NEW YORK (Reuters Health) – The American College of Chest Physicians (ACCP) and the American Association of Cardiovascular and Pulmonary Rehabilitation (AACVPR) have issued new evidence-based guidelines on the management of patients with chronic obstructive pulmonary disease (COPD).
The new guidelines are published in the May issue of Chest. The previous recommendations were issued in 1997, and an update was due, stated the chair of the pulmonary rehabilitation guidelines committee, Dr. Andrew Ries of the University of California at San Diego.
Dr. Ries told Reuters Health the new guidelines include 25 new management recommendations.
"There is a focus on strength training, especially in the upper extremities," he explained. These recommendations are "an important component of pulmonary rehabilitation," in addition to the usual recommendations for aerobic exercise, such as walking. "Low- and high-intensity exercises produce positive clinical changes."
"What is not yet recommended is respiratory muscle training. There are some studies that show benefit, but the literature does not yet support it," Dr. Ries said.
Supplemental oxygen "may improve gains in exercise endurance," the guidelines state. Oxygen would be particularly useful for the patient with severe exercise-induced hypoxia.
The emphasis of the update is on increasing independence, level of function, ability to perform activities of daily living and improving quality of life, Dr. Ries pointed out.
"More intriguing is whether or not pulmonary rehab increases survival," Dr. Ries commented. "There is not much more data to support this than was available in 1997."
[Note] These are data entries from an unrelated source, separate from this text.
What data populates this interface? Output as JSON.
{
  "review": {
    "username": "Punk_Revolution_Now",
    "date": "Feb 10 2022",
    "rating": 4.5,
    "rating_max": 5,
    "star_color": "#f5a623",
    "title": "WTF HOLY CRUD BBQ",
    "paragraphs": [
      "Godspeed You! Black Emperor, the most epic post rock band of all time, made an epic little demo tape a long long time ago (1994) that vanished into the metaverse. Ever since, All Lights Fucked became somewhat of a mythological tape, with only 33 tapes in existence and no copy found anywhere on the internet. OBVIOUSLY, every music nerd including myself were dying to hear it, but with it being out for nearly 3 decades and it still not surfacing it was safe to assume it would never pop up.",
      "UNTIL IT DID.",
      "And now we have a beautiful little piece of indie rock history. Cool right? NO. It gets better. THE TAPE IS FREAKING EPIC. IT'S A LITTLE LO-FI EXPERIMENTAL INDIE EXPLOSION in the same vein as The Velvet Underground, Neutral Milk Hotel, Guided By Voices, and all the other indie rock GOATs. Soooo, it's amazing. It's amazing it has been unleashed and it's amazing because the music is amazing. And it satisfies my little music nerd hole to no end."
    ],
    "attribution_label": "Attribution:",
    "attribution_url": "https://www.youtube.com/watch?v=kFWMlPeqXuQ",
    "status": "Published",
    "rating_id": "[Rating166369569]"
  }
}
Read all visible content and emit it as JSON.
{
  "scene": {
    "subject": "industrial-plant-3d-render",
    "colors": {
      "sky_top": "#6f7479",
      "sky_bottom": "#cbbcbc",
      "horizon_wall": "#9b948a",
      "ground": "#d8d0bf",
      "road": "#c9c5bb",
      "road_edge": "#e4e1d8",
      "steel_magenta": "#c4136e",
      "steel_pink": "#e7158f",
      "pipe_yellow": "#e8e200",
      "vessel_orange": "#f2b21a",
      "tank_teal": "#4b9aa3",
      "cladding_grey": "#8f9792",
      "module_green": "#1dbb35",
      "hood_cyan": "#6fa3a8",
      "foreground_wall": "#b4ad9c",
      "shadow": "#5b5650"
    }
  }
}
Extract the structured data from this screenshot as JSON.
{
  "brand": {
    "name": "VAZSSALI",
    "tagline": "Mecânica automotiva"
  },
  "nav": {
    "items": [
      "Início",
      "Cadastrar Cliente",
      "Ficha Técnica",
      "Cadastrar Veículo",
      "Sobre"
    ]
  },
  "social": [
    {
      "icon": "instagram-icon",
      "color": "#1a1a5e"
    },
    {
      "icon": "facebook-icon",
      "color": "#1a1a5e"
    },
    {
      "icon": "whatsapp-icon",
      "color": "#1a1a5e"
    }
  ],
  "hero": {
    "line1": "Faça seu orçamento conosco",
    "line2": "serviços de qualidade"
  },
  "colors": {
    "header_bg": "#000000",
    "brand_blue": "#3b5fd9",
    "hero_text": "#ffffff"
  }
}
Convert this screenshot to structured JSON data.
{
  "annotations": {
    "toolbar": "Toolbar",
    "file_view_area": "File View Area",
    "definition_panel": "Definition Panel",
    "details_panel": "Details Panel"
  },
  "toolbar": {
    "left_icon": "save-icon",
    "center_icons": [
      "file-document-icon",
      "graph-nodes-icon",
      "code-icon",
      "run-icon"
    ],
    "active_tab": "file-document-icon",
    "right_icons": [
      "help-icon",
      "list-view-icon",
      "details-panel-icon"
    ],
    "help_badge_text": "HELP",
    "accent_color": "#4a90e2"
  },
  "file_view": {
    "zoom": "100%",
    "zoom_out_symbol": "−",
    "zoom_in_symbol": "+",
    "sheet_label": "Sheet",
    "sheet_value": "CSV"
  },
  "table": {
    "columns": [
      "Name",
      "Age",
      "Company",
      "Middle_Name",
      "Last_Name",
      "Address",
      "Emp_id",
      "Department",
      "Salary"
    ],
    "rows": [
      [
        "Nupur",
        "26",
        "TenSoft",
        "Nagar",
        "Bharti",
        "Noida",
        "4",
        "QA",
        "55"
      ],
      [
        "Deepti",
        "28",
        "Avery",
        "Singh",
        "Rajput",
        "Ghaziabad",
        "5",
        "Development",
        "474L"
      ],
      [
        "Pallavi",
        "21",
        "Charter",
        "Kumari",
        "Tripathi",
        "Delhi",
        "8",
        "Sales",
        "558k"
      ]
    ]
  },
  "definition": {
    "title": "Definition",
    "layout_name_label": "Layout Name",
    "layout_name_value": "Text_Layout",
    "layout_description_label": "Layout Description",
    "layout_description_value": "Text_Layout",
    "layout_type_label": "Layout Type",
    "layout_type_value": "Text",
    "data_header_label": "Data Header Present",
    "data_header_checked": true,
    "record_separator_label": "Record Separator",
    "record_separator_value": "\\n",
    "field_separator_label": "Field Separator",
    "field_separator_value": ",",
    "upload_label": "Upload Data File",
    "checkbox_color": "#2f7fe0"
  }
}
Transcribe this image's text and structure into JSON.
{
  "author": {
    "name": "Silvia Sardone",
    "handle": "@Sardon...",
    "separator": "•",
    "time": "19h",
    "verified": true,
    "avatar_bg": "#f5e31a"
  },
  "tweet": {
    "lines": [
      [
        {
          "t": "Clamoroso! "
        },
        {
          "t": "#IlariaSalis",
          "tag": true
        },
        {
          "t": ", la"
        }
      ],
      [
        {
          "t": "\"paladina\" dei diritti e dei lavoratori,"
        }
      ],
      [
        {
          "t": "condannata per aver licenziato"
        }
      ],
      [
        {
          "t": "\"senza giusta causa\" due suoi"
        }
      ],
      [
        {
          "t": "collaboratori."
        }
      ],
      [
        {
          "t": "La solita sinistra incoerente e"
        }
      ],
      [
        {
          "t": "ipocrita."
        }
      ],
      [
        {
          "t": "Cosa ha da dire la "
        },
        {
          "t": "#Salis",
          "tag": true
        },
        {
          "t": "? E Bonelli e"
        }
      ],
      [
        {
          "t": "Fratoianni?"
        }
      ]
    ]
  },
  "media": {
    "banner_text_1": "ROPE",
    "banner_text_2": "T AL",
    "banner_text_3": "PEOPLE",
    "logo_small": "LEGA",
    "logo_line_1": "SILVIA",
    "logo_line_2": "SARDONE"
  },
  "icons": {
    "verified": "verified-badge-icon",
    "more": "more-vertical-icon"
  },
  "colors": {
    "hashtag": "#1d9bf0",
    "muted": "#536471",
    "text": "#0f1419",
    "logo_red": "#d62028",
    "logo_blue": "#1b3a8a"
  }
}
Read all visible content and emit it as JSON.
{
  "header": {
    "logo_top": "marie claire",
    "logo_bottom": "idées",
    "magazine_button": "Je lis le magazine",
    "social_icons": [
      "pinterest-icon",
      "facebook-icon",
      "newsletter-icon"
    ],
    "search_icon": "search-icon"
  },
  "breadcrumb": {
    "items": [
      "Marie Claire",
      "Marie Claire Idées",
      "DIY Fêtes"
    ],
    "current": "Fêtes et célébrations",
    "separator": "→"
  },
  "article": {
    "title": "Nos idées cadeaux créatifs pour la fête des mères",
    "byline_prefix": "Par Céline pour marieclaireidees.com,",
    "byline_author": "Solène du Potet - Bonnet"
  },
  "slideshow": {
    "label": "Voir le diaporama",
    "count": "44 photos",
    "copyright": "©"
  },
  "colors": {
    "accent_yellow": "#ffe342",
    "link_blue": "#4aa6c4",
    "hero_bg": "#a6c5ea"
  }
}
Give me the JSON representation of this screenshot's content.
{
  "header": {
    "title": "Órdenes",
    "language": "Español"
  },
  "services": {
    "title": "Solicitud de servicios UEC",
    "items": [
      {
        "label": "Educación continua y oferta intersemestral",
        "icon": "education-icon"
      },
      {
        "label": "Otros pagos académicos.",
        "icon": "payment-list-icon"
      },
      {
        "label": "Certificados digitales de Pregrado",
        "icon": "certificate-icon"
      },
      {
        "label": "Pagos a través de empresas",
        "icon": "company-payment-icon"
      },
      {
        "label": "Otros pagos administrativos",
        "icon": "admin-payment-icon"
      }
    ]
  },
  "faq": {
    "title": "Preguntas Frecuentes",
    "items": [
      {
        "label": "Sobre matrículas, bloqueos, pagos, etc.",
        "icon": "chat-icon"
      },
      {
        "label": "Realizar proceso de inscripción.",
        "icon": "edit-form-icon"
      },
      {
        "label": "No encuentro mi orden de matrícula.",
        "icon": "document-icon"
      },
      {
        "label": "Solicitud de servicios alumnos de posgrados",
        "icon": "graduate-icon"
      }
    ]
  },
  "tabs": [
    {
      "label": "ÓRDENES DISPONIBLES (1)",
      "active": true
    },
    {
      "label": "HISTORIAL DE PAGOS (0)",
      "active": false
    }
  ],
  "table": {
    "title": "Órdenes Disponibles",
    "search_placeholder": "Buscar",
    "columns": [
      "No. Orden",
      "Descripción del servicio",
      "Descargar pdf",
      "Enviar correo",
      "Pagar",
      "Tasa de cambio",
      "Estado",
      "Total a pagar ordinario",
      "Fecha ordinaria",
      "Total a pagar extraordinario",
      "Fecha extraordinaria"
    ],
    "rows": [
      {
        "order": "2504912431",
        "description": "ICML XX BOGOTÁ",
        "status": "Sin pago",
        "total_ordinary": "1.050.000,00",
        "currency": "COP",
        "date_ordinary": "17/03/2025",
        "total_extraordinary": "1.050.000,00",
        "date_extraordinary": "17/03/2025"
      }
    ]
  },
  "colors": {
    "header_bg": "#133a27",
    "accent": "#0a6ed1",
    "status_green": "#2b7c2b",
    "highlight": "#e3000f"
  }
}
The data is also limited for specific nutritional therapies and for the use of anabolic steroids and similar therapies for muscle building.
"In general, it is best to start pulmonary rehab immediately after discharge from the hospital, before the patient has fully recovered. The old guidelines recommended increasing activity several weeks later," Dr. Ries added.
"Hospitalized patients are at a very high risk of morbidity and mortality. They are quite vulnerable at the time of discharge." Helping patients with the transition out of the hospital would have strong clinical benefits he commented.
Six to 12 weeks of pulmonary rehab starting at discharge offers clinical benefits that may still be evident 18 months later. The longer the rehab program, the more sustained the benefits, the guidelines state.
"These recommendations for pulmonary rehabilitation are also useful in other (lung diseases), such as pulmonary fibrosis and asthma," Dr. Ries pointed out. Pulmonary rehab can be of benefit for patients with lung cancer, as well.